Diphtheria : a bacterial infection that mainly affects the nose and throat.
Hepatitis A : an infection that causes inflammation (swelling) of the liver.
Hepatitis B : similar to hepatitis A, but caused by a different virus.
Japanese encephalitis : a disease that is spread by mosquitoes. It is usually mild, but can develop into encephalitis (inflammation of the brain).
Meningococcal meningitis : an infection of the meninges (the protective membranes that surround the brain and spinal cord).
Poliomyelitis ( polio ): a highly infectious virus that can cause flu-like symptoms and is potentially fatal.
Rabies : an infection of the central nervous system (the brain and spinal cord) that is passed to humans through the bite of an infected animal.
Tetanus : a severe but short-lived infection that is caused by bacteria.
Tick-borne encephalitis : similar to Japanese encephalitis, but it is caught through the bite of an infected tick.
Tuberculosis : a bacterial infection that affects the lungs.
Typhoid fever : a potentially fatal bacterial infection that is caught through contaminated food or water.
Yellow fever : a serious viral disease that is spread by mosquitoes.
Bacteria are tiny, single-celled organisms that live in the body. Some can cause illness and disease and some are good for you.
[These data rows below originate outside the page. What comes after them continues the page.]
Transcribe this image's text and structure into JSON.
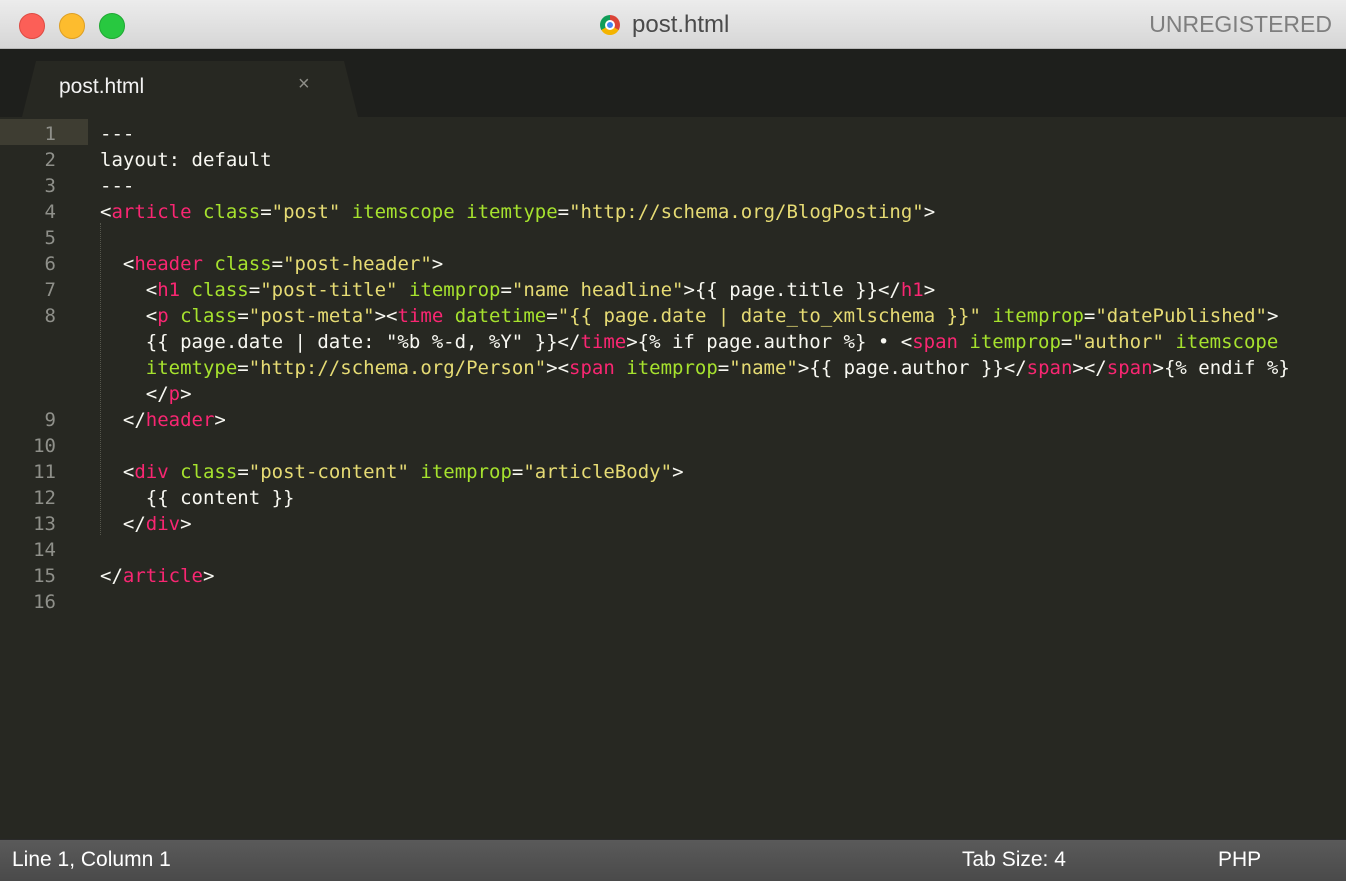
{
  "window": {
    "title": "post.html",
    "license": "UNREGISTERED"
  },
  "tabs": [
    {
      "label": "post.html",
      "close_glyph": "×"
    }
  ],
  "editor": {
    "line_numbers": [
      "1",
      "2",
      "3",
      "4",
      "5",
      "6",
      "7",
      "8",
      "9",
      "10",
      "11",
      "12",
      "13",
      "14",
      "15",
      "16"
    ],
    "lines": [
      {
        "ln": "1",
        "tokens": [
          {
            "t": "---",
            "c": "plain"
          }
        ]
      },
      {
        "ln": "2",
        "tokens": [
          {
            "t": "layout: default",
            "c": "plain"
          }
        ]
      },
      {
        "ln": "3",
        "tokens": [
          {
            "t": "---",
            "c": "plain"
          }
        ]
      },
      {
        "ln": "4",
        "tokens": [
          {
            "t": "<",
            "c": "plain"
          },
          {
            "t": "article",
            "c": "tag"
          },
          {
            "t": " ",
            "c": "plain"
          },
          {
            "t": "class",
            "c": "attr"
          },
          {
            "t": "=",
            "c": "plain"
          },
          {
            "t": "\"post\"",
            "c": "str"
          },
          {
            "t": " ",
            "c": "plain"
          },
          {
            "t": "itemscope",
            "c": "attr"
          },
          {
            "t": " ",
            "c": "plain"
          },
          {
            "t": "itemtype",
            "c": "attr"
          },
          {
            "t": "=",
            "c": "plain"
          },
          {
            "t": "\"http://schema.org/BlogPosting\"",
            "c": "str"
          },
          {
            "t": ">",
            "c": "plain"
          }
        ]
      },
      {
        "ln": "5",
        "tokens": []
      },
      {
        "ln": "6",
        "tokens": [
          {
            "t": "  <",
            "c": "plain"
          },
          {
            "t": "header",
            "c": "tag"
          },
          {
            "t": " ",
            "c": "plain"
          },
          {
            "t": "class",
            "c": "attr"
          },
          {
            "t": "=",
            "c": "plain"
          },
          {
            "t": "\"post-header\"",
            "c": "str"
          },
          {
            "t": ">",
            "c": "plain"
          }
        ]
      },
      {
        "ln": "7",
        "tokens": [
          {
            "t": "    <",
            "c": "plain"
          },
          {
            "t": "h1",
            "c": "tag"
          },
          {
            "t": " ",
            "c": "plain"
          },
          {
            "t": "class",
            "c": "attr"
          },
          {
            "t": "=",
            "c": "plain"
          },
          {
            "t": "\"post-title\"",
            "c": "str"
          },
          {
            "t": " ",
            "c": "plain"
          },
          {
            "t": "itemprop",
            "c": "attr"
          },
          {
            "t": "=",
            "c": "plain"
          },
          {
            "t": "\"name headline\"",
            "c": "str"
          },
          {
            "t": ">{{ page.title }}</",
            "c": "plain"
          },
          {
            "t": "h1",
            "c": "tag"
          },
          {
            "t": ">",
            "c": "plain"
          }
        ]
      },
      {
        "ln": "8",
        "tokens": [
          {
            "t": "    <",
            "c": "plain"
          },
          {
            "t": "p",
            "c": "tag"
          },
          {
            "t": " ",
            "c": "plain"
          },
          {
            "t": "class",
            "c": "attr"
          },
          {
            "t": "=",
            "c": "plain"
          },
          {
            "t": "\"post-meta\"",
            "c": "str"
          },
          {
            "t": "><",
            "c": "plain"
          },
          {
            "t": "time",
            "c": "tag"
          },
          {
            "t": " ",
            "c": "plain"
          },
          {
            "t": "datetime",
            "c": "attr"
          },
          {
            "t": "=",
            "c": "plain"
          },
          {
            "t": "\"{{ page.date | date_to_xmlschema }}\"",
            "c": "str"
          },
          {
            "t": " ",
            "c": "plain"
          },
          {
            "t": "itemprop",
            "c": "attr"
          },
          {
            "t": "=",
            "c": "plain"
          },
          {
            "t": "\"datePublished\"",
            "c": "str"
          },
          {
            "t": ">",
            "c": "plain"
          }
        ]
      },
      {
        "ln": "",
        "tokens": [
          {
            "t": "    {{ page.date | date: \"%b %-d, %Y\" }}</",
            "c": "plain"
          },
          {
            "t": "time",
            "c": "tag"
          },
          {
            "t": ">{% if page.author %} • <",
            "c": "plain"
          },
          {
            "t": "span",
            "c": "tag"
          },
          {
            "t": " ",
            "c": "plain"
          },
          {
            "t": "itemprop",
            "c": "attr"
          },
          {
            "t": "=",
            "c": "plain"
          },
          {
            "t": "\"author\"",
            "c": "str"
          },
          {
            "t": " ",
            "c": "plain"
          },
          {
            "t": "itemscope",
            "c": "attr"
          }
        ]
      },
      {
        "ln": "",
        "tokens": [
          {
            "t": "    ",
            "c": "plain"
          },
          {
            "t": "itemtype",
            "c": "attr"
          },
          {
            "t": "=",
            "c": "plain"
          },
          {
            "t": "\"http://schema.org/Person\"",
            "c": "str"
          },
          {
            "t": "><",
            "c": "plain"
          },
          {
            "t": "span",
            "c": "tag"
          },
          {
            "t": " ",
            "c": "plain"
          },
          {
            "t": "itemprop",
            "c": "attr"
          },
          {
            "t": "=",
            "c": "plain"
          },
          {
            "t": "\"name\"",
            "c": "str"
          },
          {
            "t": ">{{ page.author }}</",
            "c": "plain"
          },
          {
            "t": "span",
            "c": "tag"
          },
          {
            "t": "></",
            "c": "plain"
          },
          {
            "t": "span",
            "c": "tag"
          },
          {
            "t": ">{% endif %}",
            "c": "plain"
          }
        ]
      },
      {
        "ln": "",
        "tokens": [
          {
            "t": "    </",
            "c": "plain"
          },
          {
            "t": "p",
            "c": "tag"
          },
          {
            "t": ">",
            "c": "plain"
          }
        ]
      },
      {
        "ln": "9",
        "tokens": [
          {
            "t": "  </",
            "c": "plain"
          },
          {
            "t": "header",
            "c": "tag"
          },
          {
            "t": ">",
            "c": "plain"
          }
        ]
      },
      {
        "ln": "10",
        "tokens": []
      },
      {
        "ln": "11",
        "tokens": [
          {
            "t": "  <",
            "c": "plain"
          },
          {
            "t": "div",
            "c": "tag"
          },
          {
            "t": " ",
            "c": "plain"
          },
          {
            "t": "class",
            "c": "attr"
          },
          {
            "t": "=",
            "c": "plain"
          },
          {
            "t": "\"post-content\"",
            "c": "str"
          },
          {
            "t": " ",
            "c": "plain"
          },
          {
            "t": "itemprop",
            "c": "attr"
          },
          {
            "t": "=",
            "c": "plain"
          },
          {
            "t": "\"articleBody\"",
            "c": "str"
          },
          {
            "t": ">",
            "c": "plain"
          }
        ]
      },
      {
        "ln": "12",
        "tokens": [
          {
            "t": "    {{ content }}",
            "c": "plain"
          }
        ]
      },
      {
        "ln": "13",
        "tokens": [
          {
            "t": "  </",
            "c": "plain"
          },
          {
            "t": "div",
            "c": "tag"
          },
          {
            "t": ">",
            "c": "plain"
          }
        ]
      },
      {
        "ln": "14",
        "tokens": []
      },
      {
        "ln": "15",
        "tokens": [
          {
            "t": "</",
            "c": "plain"
          },
          {
            "t": "article",
            "c": "tag"
          },
          {
            "t": ">",
            "c": "plain"
          }
        ]
      },
      {
        "ln": "16",
        "tokens": []
      }
    ]
  },
  "status": {
    "position": "Line 1, Column 1",
    "tab_size": "Tab Size: 4",
    "syntax": "PHP"
  },
  "colors": {
    "tag": "#f92672",
    "attr": "#a6e22e",
    "string": "#e6db74",
    "text": "#f8f8f2",
    "background": "#272822"
  },
  "icons": {
    "tab_favicon": "chrome-icon"
  }
}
Encephalitis is inflammation of the brain. This can develop as a result of infection (usually viral) or when the immune system attacks the tissue of the brain by mistake (post-infectious encephalitis).
A fever is when you have a high body temperature of 38C (100.4F) or over.
Inflammation is the body's response to infection, irritation or injury, which causes redness, swelling, pain and sometimes a feeling of heat in the affected area.
Vaccination or immunisation is usually given by an injection that makes the body's immune system produce antibodies that will fight off a virus.